Speaking at a press conference in Accra on Wednesday, Professor Samuel Kobina Annim, the Government Statistician, said the shrinkage is attributable largely to restrictions on activity in the economy, which virtually came to a standstill during the partial lockdown in response to the coronavirus outbreak.
“Even after the restrictions have been lifted, many businesses across sectors have continued to close down,” Professor Annim said.
“For the first time in 37 years, Ghana’s economy has seen a contraction of 3.2%, compared with a growth rate of 5.7% in the same quarter in 2019.”
He said agriculture was the only sector that recorded positive growth during the period. It produced the economysector s highest growth rate between April and June 2020, expanding by 2.5%.
The fall in output was felt mostly in manufacturing and the services sector, where hotels and restaurants closed to stop the virus spreading. Industry (-5.7%) and services (-2.6%) contracted in the second quarter of 2020.
In agriculture the livestock subsector recorded the highest year-on-year growth of 5.7%. Once again, the forestry and logging recorded the poorest performance, growing by -8.4%.
In industry, the electricity subsector recorded the highest year-on-year quarterly GDP growth rate of 16% while manufacturing recorded the lowest (-14.3%).
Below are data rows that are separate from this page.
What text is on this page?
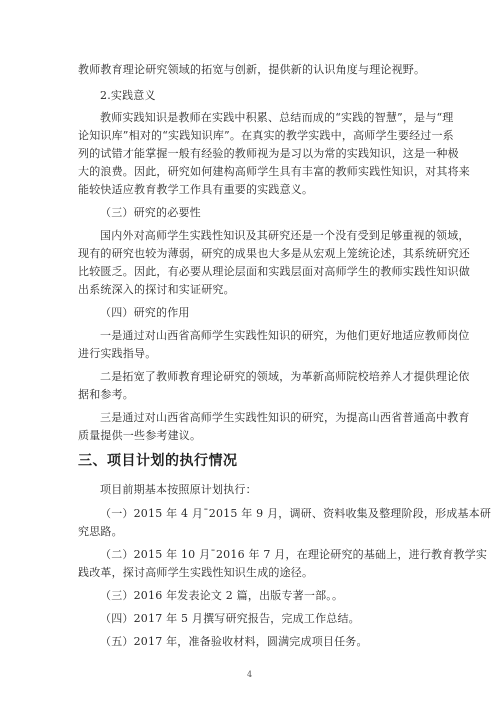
教师教育理论研究领域的拓宽与创新，提供新的认识角度与理论视野。
2.实践意义
教师实践知识是教师在实践中积累、总结而成的“实践的智慧”，是与“理
论知识库”相对的“实践知识库”。在真实的教学实践中，高师学生要经过一系
列的试错才能掌握一般有经验的教师视为是习以为常的实践知识，这是一种极
大的浪费。因此，研究如何建构高师学生具有丰富的教师实践性知识，对其将来
能较快适应教育教学工作具有重要的实践意义。
（三）研究的必要性
国内外对高师学生实践性知识及其研究还是一个没有受到足够重视的领域，
现有的研究也较为薄弱，研究的成果也大多是从宏观上笼统论述，其系统研究还
比较匮乏。因此，有必要从理论层面和实践层面对高师学生的教师实践性知识做
出系统深入的探讨和实证研究。
（四）研究的作用
一是通过对山西省高师学生实践性知识的研究，为他们更好地适应教师岗位
进行实践指导。
二是拓宽了教师教育理论研究的领域，为革新高师院校培养人才提供理论依
据和参考。
三是通过对山西省高师学生实践性知识的研究，为提高山西省普通高中教育
质量提供一些参考建议。
三、项目计划的执行情况
项目前期基本按照原计划执行：
（一）2015 年 4 月¯2015 年 9 月，调研、资料收集及整理阶段，形成基本研
究思路。
（二）2015 年 10 月¯2016 年 7 月，在理论研究的基础上，进行教育教学实
践改革，探讨高师学生实践性知识生成的途径。
（三）2016 年发表论文 2 篇，出版专著一部。。
（四）2017 年 5 月撰写研究报告，完成工作总结。
（五）2017 年，准备验收材料，圆满完成项目任务。
4
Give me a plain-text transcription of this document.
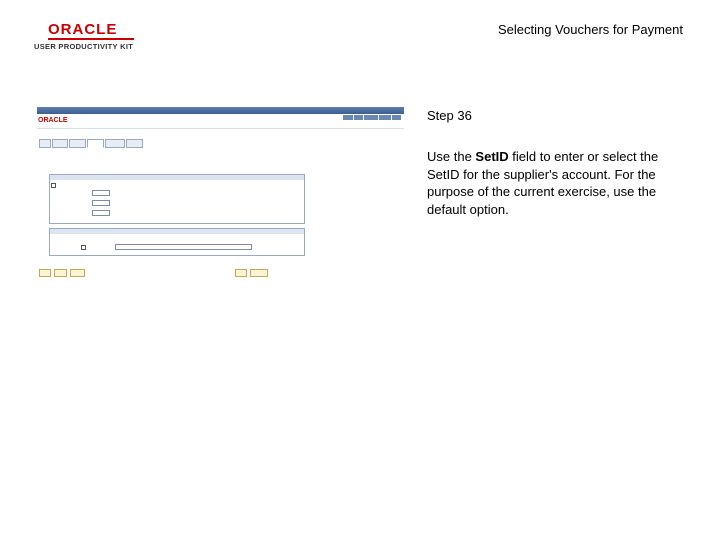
ORACLE
USER PRODUCTIVITY KIT
Selecting Vouchers for Payment
ORACLE

	Step 36
Use the SetID field to enter or select the SetID for the supplier's account. For the purpose of the current exercise, use the default option.
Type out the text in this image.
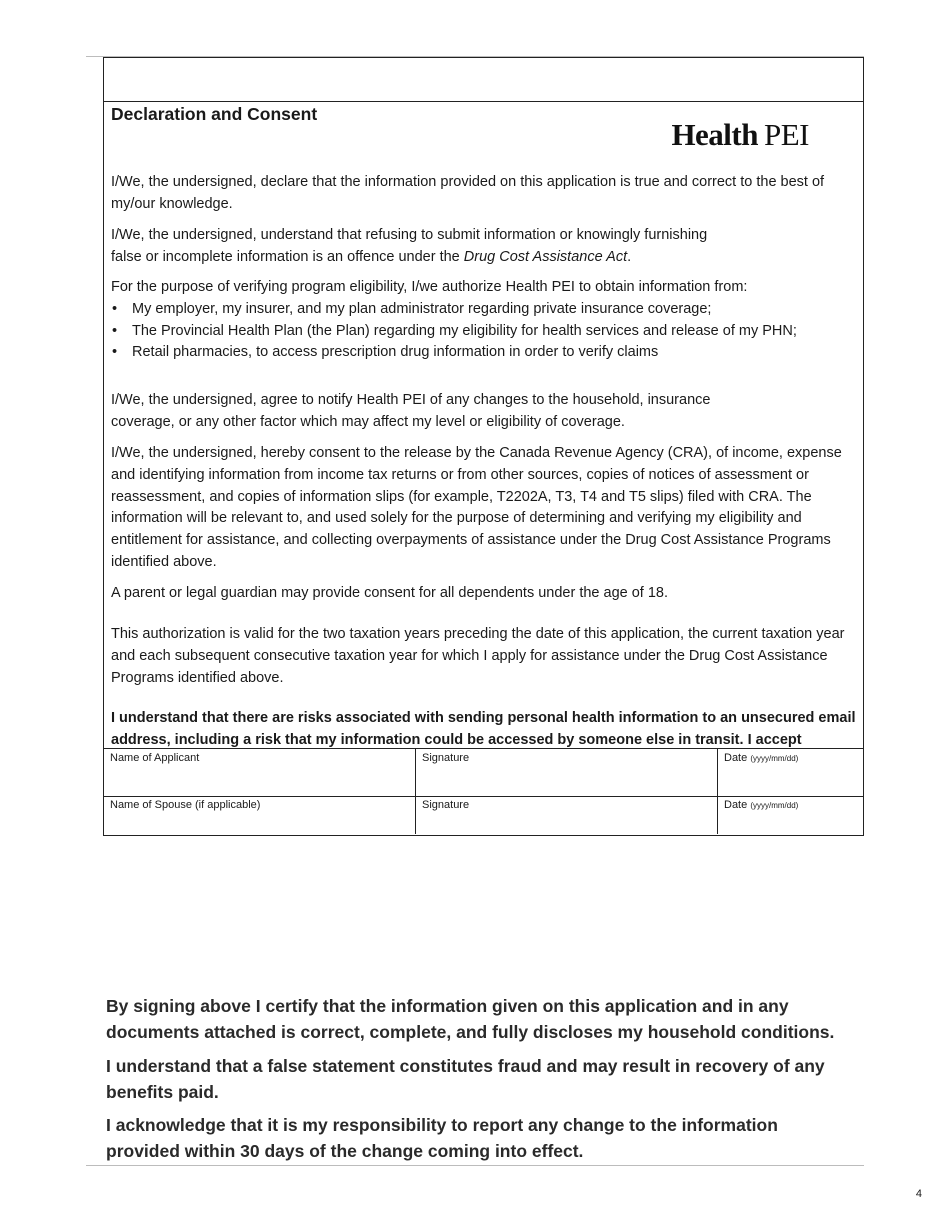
Declaration and Consent
Health PEI
I/We, the undersigned, declare that the information provided on this application is true and correct to the best of my/our knowledge.
I/We, the undersigned, understand that refusing to submit information or knowingly furnishing false or incomplete information is an offence under the Drug Cost Assistance Act.
For the purpose of verifying program eligibility, I/we authorize Health PEI to obtain information from:
• My employer, my insurer, and my plan administrator regarding private insurance coverage;
• The Provincial Health Plan (the Plan) regarding my eligibility for health services and release of my PHN;
• Retail pharmacies, to access prescription drug information in order to verify claims
I/We, the undersigned, agree to notify Health PEI of any changes to the household, insurance coverage, or any other factor which may affect my level or eligibility of coverage.
I/We, the undersigned, hereby consent to the release by the Canada Revenue Agency (CRA), of income, expense and identifying information from income tax returns or from other sources, copies of notices of assessment or reassessment, and copies of information slips (for example, T2202A, T3, T4 and T5 slips) filed with CRA. The information will be relevant to, and used solely for the purpose of determining and verifying my eligibility and entitlement for assistance, and collecting overpayments of assistance under the Drug Cost Assistance Programs identified above.
A parent or legal guardian may provide consent for all dependents under the age of 18.
This authorization is valid for the two taxation years preceding the date of this application, the current taxation year and each subsequent consecutive taxation year for which I apply for assistance under the Drug Cost Assistance Programs identified above.
I understand that there are risks associated with sending personal health information to an unsecured email address, including a risk that my information could be accessed by someone else in transit. I accept
Name of Applicant	Signature	Date (yyyy/mm/dd)
Name of Spouse (if applicable)	Signature	Date (yyyy/mm/dd)
By signing above I certify that the information given on this application and in any documents attached is correct, complete, and fully discloses my household conditions.
I understand that a false statement constitutes fraud and may result in recovery of any benefits paid.
I acknowledge that it is my responsibility to report any change to the information provided within 30 days of the change coming into effect.
4
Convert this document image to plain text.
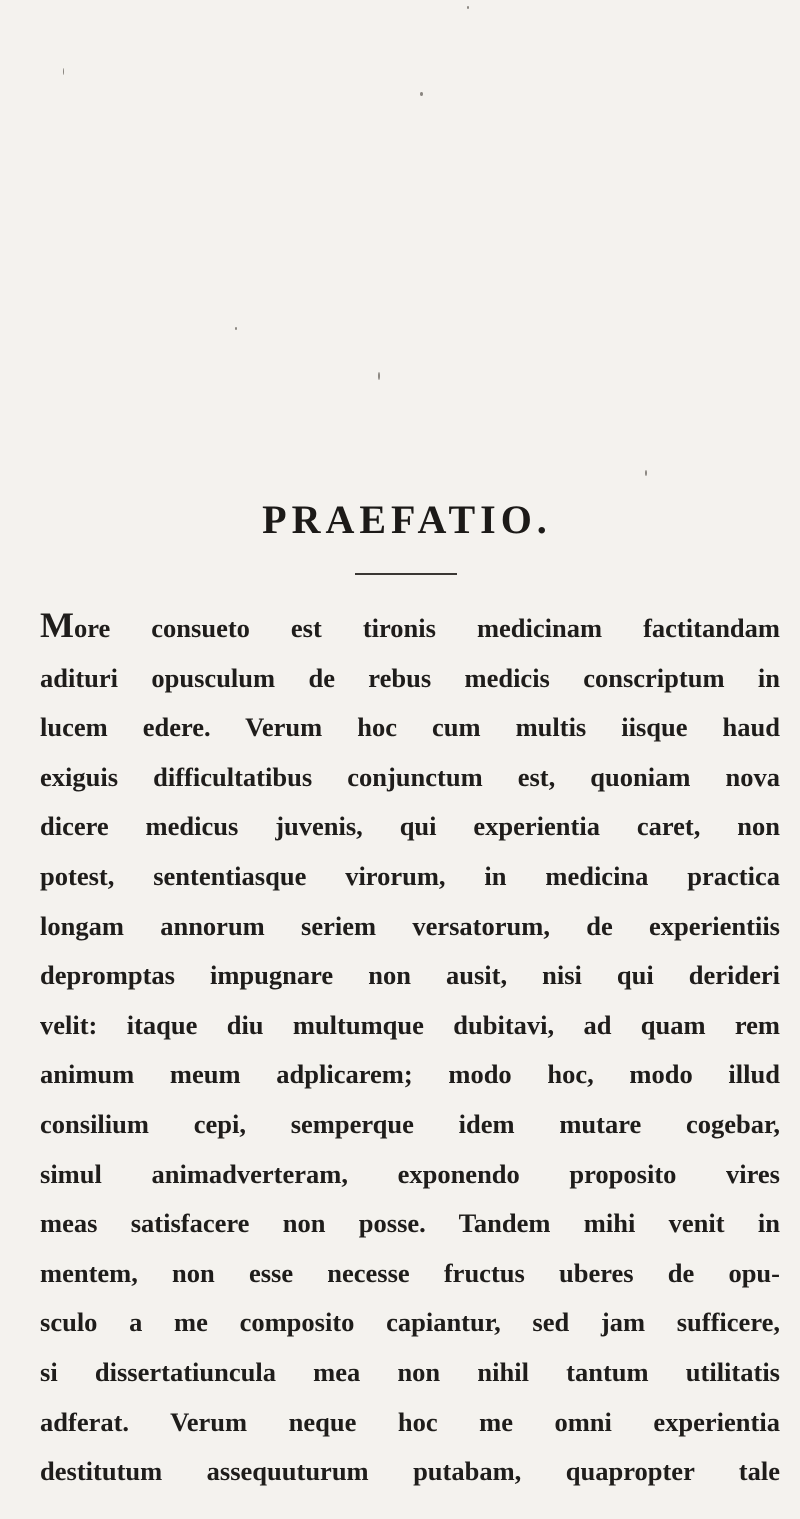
PRAEFATIO.
More consueto est tironis medicinam factitandam
adituri opusculum de rebus medicis conscriptum in
lucem edere. Verum hoc cum multis iisque haud
exiguis difficultatibus conjunctum est, quoniam nova
dicere medicus juvenis, qui experientia caret, non
potest, sententiasque virorum, in medicina practica
longam annorum seriem versatorum, de experientiis
depromptas impugnare non ausit, nisi qui derideri
velit: itaque diu multumque dubitavi, ad quam rem
animum meum adplicarem; modo hoc, modo illud
consilium cepi, semperque idem mutare cogebar,
simul animadverteram, exponendo proposito vires
meas satisfacere non posse. Tandem mihi venit in
mentem, non esse necesse fructus uberes de opu-
sculo a me composito capiantur, sed jam sufficere,
si dissertatiuncula mea non nihil tantum utilitatis
adferat. Verum neque hoc me omni experientia
destitutum assequuturum putabam, quapropter tale
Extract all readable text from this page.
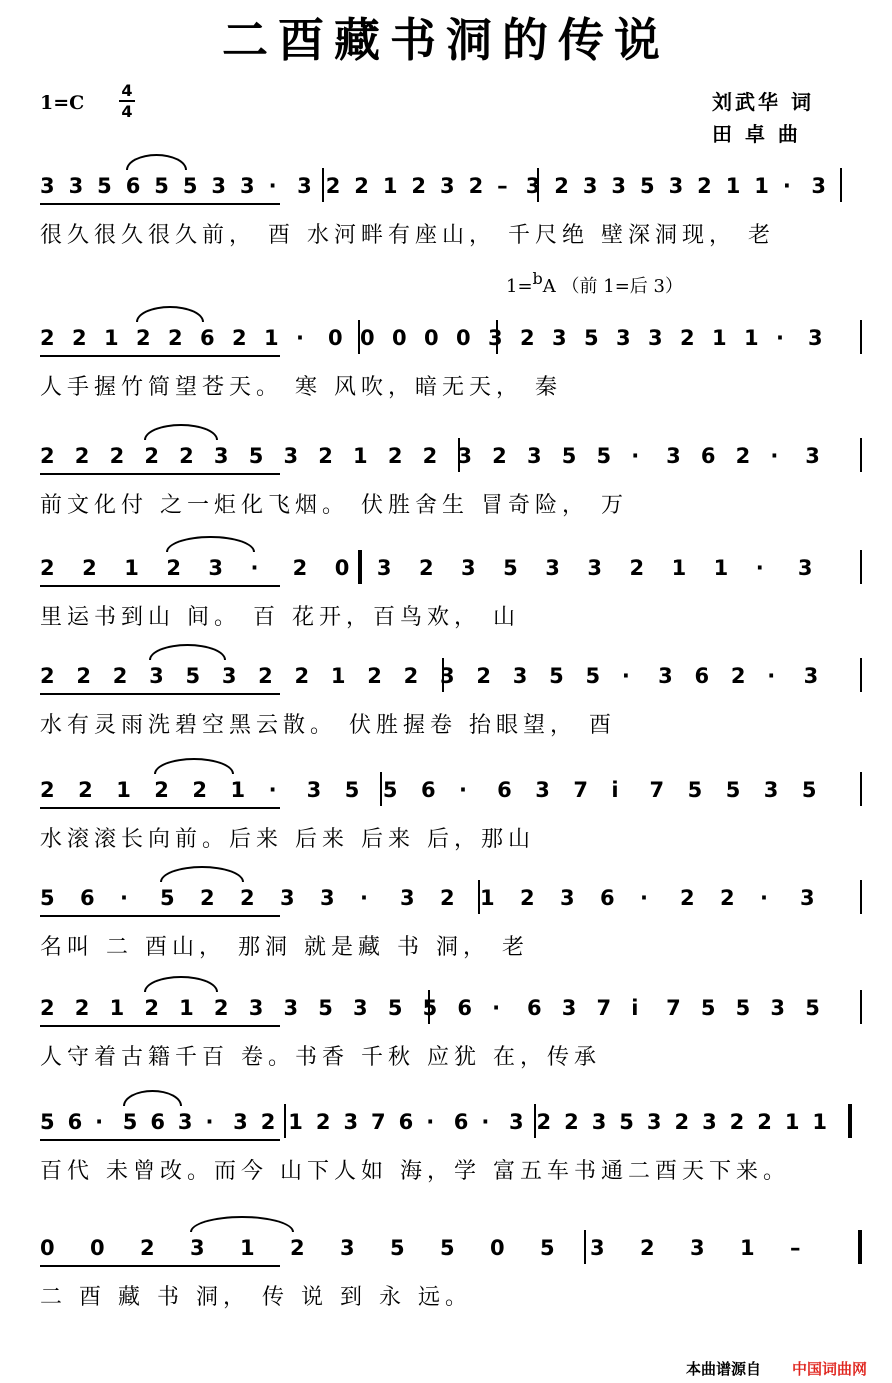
二酉藏书洞的传说
1=C
4
4	刘武华 词
田 卓 曲
1=bA （前 1=后 3）
3 3 5 6 5 5 3 3 · 3 2 2 1 2 3 2 – 3 2 3 3 5 3 2 1 1 · 3
很久很久很久前， 酉 水河畔有座山， 千尺绝 壁深洞现， 老
2 2 1 2 2 6 2 1 · 0 0 0 0 0 3 2 3 5 3 3 2 1 1 · 3
人手握竹简望苍天。 寒 风吹，暗无天， 秦
2 2 2 2 2 3 5 3 2 1 2 2 3 2 3 5 5 · 3 6 2 · 3
前文化付 之一炬化飞烟。 伏胜舍生 冒奇险， 万
2 2 1 2 3 · 2 0 3 2 3 5 3 3 2 1 1 · 3
里运书到山 间。 百 花开，百鸟欢， 山
2 2 2 3 5 3 2 2 1 2 2 3 2 3 5 5 · 3 6 2 · 3
水有灵雨洗碧空黑云散。 伏胜握卷 抬眼望， 酉
2 2 1 2 2 1 · 3 5 5 6 · 6 3 7 i 7 5 5 3 5
水滚滚长向前。后来 后来 后来 后，那山
5 6 · 5 2 2 3 3 · 3 2 1 2 3 6 · 2 2 · 3
名叫 二 酉山， 那洞 就是藏 书 洞， 老
2 2 1 2 1 2 3 3 5 3 5 5 6 · 6 3 7 i 7 5 5 3 5
人守着古籍千百 卷。书香 千秋 应犹 在，传承
5 6 · 5 6 3 · 3 2 1 2 3 7 6 · 6 · 3 2 2 3 5 3 2 3 2 2 1 1
百代 未曾改。而今 山下人如 海，学 富五车书通二酉天下来。
0 0 2 3 1 2 3 5 5 0 5 3 2 3 1 –
二 酉 藏 书 洞， 传 说 到 永 远。
本曲谱源自 中国词曲网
The information and communication subsector recorded the highest year-on-year quarterly growth rate at 74.2%, but hotels and restaurants suffered most, recording growth of -79.4%.
The quarter-on-quarter seasonally adjusted GDP growth rate for the second quarter of 2020 was -0.8%. In other words, the value of goods and services produced in Q2 2020 contracted by 0.8% compared to the value recorded in the first quarter of 2020.
Gross domestic product for the second quarter of 2020 at current prices however grew year on year: it was an estimated GHC85.758 billion, against GHC84.312 billion for the second quarter of 2019.